Wie hat sich die Surfkultur in Taghazout verändert, seit du damit angefangen hast?

Als ich anfing zu surfen war das alles noch ganz anders. Ich habe mir mein erstes Surfboard deswegen gekauft, weil ich den Sport liebe. Heute machen es die meisten Leute nur noch für Geld und nicht, weil sie den Sport lieben. Bevor ich das Surfcamp eröffnet habe, habe ich immer davon geträumt Surfchampion zu werden. Ich habe nie gedacht, dass ich einmal ein eigenes Surfcamp besitzen würde. Mit dem Surfen kam eins zum anderen. Ich habe nie geplant ein „Boss“ zu werden oder eine eigene Firma zu besitzen. Ich bin immer Wellen geritten, weil ich die Welle geliebt habe. Und dieses Jahr werde ich wieder an Wettkämpfen teilnehmen, so Gott will, an meinen Erfolg anknüpfen und vielleicht sogar noch mehr Erfolg haben als zuvor.

Was denkst du, wie sich die Surfkultur in Zukunft verändern wird?

Ich bin sicher, dass die Zukunft nie genau das bringen wird, was wir uns jetzt vorstellen. Viele Menschen hier und auf der ganzen Welt sehen nur das viele Geld, dass in diesem Sport verdient werden kann. Sie surfen nicht, weil sie es lieben. Ich kann mich noch daran erinnern, wie ich durch ganz Marokko gereist bin und manchmal kein Geld und kein Essen hatte. Ich hoffe, dass die nächste Generation anders denkt und surft, um Champion in einem Sport zu werden, den sie lieben.

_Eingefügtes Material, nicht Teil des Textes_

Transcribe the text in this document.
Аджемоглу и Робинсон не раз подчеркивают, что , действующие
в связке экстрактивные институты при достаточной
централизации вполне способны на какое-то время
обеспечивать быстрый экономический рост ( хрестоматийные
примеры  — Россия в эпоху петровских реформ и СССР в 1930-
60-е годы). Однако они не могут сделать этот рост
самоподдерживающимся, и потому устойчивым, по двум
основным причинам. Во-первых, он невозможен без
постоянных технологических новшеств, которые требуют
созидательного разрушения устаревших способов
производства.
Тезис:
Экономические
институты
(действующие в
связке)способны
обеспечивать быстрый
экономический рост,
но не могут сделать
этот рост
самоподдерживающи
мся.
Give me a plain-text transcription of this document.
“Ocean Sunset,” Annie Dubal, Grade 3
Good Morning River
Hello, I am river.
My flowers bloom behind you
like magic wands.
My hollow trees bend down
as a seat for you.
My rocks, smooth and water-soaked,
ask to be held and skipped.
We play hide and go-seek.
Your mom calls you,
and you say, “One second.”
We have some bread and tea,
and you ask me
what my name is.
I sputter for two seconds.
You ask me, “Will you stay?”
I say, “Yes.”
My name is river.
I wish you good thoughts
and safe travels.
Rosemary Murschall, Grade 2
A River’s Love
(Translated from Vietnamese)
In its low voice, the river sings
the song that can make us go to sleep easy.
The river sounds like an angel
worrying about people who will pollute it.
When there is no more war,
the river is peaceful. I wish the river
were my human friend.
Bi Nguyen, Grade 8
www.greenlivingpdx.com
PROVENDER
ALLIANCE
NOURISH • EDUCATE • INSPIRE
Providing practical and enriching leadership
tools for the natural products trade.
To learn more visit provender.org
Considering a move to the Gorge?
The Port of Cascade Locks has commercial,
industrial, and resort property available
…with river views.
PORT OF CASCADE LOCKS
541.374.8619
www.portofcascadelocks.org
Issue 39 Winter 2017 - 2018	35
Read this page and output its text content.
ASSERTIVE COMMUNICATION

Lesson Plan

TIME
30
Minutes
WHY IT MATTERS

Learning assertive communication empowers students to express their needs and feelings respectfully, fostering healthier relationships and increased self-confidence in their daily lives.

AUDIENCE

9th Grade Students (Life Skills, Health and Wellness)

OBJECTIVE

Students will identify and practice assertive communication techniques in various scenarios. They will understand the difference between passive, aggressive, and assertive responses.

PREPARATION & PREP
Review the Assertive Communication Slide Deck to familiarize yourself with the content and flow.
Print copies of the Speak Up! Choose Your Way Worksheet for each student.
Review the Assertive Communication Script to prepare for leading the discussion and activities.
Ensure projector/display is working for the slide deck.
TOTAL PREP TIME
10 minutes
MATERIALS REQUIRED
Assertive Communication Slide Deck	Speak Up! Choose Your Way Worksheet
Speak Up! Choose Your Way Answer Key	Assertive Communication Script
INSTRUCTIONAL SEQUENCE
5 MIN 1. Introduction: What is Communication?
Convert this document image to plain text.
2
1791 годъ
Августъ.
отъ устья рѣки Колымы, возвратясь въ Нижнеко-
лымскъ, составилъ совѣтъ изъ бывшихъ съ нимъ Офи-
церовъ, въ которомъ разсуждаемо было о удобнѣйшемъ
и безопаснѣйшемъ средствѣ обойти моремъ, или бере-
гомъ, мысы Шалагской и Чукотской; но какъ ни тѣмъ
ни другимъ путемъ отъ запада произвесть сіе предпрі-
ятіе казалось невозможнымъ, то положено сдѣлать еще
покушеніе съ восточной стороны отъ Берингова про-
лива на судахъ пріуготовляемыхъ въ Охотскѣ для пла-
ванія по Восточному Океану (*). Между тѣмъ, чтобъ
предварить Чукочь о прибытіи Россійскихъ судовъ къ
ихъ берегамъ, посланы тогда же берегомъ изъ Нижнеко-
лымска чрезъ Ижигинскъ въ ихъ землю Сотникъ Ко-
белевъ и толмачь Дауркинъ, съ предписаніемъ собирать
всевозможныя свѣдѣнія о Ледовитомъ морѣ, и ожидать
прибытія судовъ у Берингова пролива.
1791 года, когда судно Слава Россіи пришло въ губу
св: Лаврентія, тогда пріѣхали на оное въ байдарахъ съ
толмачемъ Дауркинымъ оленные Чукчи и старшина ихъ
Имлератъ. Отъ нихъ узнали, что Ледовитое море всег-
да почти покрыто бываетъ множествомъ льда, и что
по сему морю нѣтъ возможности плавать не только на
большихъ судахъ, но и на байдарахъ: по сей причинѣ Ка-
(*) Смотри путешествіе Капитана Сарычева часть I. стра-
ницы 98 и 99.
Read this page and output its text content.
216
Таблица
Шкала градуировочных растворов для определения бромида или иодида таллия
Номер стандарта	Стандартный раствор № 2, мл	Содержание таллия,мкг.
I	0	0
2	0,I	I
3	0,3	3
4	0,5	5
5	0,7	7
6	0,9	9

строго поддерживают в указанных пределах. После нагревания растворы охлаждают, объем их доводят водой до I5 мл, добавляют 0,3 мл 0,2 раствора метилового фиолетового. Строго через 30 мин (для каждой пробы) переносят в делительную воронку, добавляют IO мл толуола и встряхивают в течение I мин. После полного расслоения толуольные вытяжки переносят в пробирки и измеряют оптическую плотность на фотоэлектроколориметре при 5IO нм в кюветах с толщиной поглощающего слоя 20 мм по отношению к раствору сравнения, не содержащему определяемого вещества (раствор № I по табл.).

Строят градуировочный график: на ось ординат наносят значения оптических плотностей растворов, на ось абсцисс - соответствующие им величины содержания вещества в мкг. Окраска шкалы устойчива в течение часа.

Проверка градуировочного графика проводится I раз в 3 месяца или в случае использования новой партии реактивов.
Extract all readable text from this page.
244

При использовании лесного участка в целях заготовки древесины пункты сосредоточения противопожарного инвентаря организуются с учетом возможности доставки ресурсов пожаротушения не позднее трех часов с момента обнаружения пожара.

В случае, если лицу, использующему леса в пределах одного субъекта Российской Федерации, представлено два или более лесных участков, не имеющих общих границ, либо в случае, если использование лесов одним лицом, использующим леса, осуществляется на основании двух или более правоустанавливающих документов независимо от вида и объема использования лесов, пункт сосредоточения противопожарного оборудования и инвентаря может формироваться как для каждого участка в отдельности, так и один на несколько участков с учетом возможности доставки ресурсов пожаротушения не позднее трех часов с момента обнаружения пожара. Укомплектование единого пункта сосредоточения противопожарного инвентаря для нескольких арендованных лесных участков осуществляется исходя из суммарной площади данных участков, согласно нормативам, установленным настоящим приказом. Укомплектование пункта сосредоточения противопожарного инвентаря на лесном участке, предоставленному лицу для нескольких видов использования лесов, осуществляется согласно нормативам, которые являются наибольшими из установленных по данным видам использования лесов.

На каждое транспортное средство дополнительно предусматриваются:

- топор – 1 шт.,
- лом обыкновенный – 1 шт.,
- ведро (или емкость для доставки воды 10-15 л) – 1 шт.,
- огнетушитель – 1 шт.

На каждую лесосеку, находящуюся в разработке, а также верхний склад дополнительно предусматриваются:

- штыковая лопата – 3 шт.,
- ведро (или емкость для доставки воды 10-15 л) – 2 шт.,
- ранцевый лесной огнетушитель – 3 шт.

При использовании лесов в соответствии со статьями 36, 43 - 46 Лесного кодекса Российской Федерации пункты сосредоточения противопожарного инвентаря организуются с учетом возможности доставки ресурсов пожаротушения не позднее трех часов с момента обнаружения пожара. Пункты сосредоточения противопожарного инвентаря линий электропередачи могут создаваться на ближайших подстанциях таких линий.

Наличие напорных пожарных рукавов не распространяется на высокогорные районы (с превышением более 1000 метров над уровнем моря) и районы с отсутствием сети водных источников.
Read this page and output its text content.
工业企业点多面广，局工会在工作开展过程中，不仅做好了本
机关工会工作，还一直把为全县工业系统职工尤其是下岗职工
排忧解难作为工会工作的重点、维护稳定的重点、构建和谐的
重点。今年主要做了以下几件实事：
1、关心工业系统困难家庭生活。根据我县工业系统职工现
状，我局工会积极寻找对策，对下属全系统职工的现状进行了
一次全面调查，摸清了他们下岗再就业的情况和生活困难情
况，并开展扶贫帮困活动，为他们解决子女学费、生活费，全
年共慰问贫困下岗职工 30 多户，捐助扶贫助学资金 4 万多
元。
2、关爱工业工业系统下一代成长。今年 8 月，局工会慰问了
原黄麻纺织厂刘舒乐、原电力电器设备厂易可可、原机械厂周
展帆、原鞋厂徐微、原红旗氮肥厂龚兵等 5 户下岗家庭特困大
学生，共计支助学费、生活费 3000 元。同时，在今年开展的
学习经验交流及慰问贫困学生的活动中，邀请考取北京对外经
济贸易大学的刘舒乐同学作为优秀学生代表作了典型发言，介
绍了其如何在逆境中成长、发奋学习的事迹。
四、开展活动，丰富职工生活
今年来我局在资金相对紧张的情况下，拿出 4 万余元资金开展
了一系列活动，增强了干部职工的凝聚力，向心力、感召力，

Was gefällt dir am meisten an der Region Taghazout und Tamraght?

An Tamraght, wo auch das Haus meines Surfcamps steht, schätze ich sehr, dass es ein wirklich netter und sauberer kleiner Ort ist. Perfekt für Leute, die einfach nur relaxen und chillen möchten. Die Berber in Tamraght sind sehr freundlich und die Nachbarschaft ist sehr nett. In Taghazout liebe ich vor allem die Wellen. Sie sind großartig und es gibt so viele Surfspots. Man kann dort perfekte Wellen reiten, sowohl als Anfänger als auch als Pro Surfer.

Ich bin sehr froh, dass du es trotz des vielen Stress geschafft hast mit mir zu sprechen. Danke für deine Zeit und das Interview Brahim!